Well, it certainly raised the question.
If you're going to take Congress and appropriate hundreds of millions of dollars in military aid to Ukraine to fight off Vladimir Putin and the Russians, and a president of the United States decides to withhold hundreds of millions to that country that's struggling to survive, and says that he will release it if that country will do an investigation of not just corruption, but corruption of his own potential presidential opponent in the future, that raises a serious question as to whether this president is going to be held accountable under the rule of law.
Congress is obviously divided over this president, but so is the American people, as we reported, split over the question of whether he should be removed or not.
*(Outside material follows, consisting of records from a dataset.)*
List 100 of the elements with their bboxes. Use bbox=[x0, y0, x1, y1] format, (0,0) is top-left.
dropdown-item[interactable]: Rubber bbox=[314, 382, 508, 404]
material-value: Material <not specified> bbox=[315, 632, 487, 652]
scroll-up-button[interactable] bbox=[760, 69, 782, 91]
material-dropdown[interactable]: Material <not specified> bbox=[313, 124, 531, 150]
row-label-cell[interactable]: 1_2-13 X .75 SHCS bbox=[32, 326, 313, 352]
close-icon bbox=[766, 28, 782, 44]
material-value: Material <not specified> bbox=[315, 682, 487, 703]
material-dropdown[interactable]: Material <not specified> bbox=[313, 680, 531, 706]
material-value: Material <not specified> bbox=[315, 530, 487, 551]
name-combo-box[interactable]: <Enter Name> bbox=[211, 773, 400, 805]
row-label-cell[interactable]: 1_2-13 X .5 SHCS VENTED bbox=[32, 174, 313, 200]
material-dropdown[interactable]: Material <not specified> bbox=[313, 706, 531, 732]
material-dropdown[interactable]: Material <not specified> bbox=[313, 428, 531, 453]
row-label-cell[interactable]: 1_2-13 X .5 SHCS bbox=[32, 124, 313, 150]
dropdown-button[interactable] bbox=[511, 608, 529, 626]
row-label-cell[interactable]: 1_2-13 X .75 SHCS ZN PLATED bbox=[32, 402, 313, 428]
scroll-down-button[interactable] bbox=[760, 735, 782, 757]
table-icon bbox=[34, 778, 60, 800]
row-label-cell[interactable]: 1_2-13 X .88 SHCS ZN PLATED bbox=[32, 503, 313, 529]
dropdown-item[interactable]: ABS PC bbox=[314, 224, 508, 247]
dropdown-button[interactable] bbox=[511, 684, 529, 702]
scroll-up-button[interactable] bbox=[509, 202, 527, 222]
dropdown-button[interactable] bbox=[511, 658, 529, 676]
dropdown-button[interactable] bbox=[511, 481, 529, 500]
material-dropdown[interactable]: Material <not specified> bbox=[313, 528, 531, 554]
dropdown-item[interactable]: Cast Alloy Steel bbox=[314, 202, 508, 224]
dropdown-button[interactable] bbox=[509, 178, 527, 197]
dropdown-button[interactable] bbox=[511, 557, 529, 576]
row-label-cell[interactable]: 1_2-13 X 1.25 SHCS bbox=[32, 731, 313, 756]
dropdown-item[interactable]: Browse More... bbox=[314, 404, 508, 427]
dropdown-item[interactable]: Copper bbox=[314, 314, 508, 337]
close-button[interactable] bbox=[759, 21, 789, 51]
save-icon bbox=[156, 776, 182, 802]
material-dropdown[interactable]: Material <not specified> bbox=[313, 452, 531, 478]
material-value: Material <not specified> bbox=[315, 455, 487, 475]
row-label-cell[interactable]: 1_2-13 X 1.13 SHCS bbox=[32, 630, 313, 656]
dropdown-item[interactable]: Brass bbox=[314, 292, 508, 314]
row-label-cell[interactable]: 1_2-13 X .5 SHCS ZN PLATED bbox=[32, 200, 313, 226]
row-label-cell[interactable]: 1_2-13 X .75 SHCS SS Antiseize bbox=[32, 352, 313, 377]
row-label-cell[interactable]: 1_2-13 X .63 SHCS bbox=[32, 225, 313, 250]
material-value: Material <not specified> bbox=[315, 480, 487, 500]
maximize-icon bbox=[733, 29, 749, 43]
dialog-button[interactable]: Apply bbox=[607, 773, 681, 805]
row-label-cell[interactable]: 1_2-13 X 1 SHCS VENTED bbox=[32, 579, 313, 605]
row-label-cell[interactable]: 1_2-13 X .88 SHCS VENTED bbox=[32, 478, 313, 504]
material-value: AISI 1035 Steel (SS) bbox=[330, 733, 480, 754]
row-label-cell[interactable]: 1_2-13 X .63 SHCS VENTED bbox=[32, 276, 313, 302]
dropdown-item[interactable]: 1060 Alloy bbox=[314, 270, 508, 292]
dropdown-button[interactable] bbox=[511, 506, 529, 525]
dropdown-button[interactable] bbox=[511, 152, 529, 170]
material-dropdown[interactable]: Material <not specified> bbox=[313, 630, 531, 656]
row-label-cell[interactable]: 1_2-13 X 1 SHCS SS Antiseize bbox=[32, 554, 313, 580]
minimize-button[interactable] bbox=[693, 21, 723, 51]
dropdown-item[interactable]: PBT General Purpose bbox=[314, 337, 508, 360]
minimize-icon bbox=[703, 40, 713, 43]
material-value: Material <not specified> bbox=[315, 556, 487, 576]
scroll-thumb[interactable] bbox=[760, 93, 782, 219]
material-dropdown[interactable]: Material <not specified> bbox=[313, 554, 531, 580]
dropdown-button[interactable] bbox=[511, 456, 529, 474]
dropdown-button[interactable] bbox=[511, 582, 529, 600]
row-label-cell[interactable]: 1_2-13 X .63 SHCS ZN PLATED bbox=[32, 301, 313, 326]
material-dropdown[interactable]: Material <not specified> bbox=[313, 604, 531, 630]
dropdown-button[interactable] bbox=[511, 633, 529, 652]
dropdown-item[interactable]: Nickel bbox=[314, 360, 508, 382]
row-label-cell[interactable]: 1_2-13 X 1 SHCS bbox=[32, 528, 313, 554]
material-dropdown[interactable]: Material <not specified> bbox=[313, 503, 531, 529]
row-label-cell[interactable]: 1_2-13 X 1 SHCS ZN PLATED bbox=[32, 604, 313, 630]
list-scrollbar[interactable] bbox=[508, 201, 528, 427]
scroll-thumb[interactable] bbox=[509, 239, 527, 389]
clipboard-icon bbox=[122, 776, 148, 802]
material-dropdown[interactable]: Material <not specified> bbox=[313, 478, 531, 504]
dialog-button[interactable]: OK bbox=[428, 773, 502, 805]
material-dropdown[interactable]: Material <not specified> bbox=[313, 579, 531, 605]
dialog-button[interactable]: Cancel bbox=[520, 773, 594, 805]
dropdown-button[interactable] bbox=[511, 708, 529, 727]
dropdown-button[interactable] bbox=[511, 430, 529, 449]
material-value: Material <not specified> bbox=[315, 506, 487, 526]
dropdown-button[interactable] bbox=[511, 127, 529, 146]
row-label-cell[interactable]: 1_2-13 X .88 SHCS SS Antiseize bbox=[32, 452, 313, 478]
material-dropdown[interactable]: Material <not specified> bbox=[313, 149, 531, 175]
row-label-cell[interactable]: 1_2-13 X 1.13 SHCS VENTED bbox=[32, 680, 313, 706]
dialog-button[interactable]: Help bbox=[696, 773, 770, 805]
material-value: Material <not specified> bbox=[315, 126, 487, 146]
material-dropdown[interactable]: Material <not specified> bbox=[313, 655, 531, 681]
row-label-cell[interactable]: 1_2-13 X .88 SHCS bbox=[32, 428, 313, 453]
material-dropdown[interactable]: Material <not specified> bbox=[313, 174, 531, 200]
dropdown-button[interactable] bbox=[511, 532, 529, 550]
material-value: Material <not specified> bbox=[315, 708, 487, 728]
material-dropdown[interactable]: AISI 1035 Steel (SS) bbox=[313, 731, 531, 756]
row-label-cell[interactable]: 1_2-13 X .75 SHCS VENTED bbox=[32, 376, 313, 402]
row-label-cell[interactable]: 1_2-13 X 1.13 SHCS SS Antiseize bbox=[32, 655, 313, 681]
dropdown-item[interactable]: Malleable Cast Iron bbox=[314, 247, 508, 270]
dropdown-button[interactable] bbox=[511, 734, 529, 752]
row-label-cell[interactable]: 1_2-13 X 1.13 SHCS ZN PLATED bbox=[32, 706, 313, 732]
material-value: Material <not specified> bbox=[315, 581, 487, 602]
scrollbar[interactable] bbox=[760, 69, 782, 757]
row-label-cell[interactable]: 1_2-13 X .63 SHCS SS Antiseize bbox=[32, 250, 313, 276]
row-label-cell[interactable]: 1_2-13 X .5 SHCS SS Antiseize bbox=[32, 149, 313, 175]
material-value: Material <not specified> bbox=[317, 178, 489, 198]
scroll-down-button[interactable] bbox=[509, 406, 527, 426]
The evidence from the House has not persuaded a majority of Americans that this president should be removed. Why do you believe that is?
Because the majority of Americans are not tuned into this conversation at all.
When we ask the pollsters, how do you account for these numbers, they say most Americans are too busy, concerned about other things. And think of everything that intervenes, aside from the daily requirements of life or family and job.
These folks have been putting up with news flashes on a momentary basis about attacks, Iran coming after the United States, about the elimination of General Soleimani.
So, to think that they're not following this day to day as closely as members of Congress is no surprise.
Well, we know our viewers are following it very closely.
And we appreciate you joining us, Senator Dick Durbin of Illinois.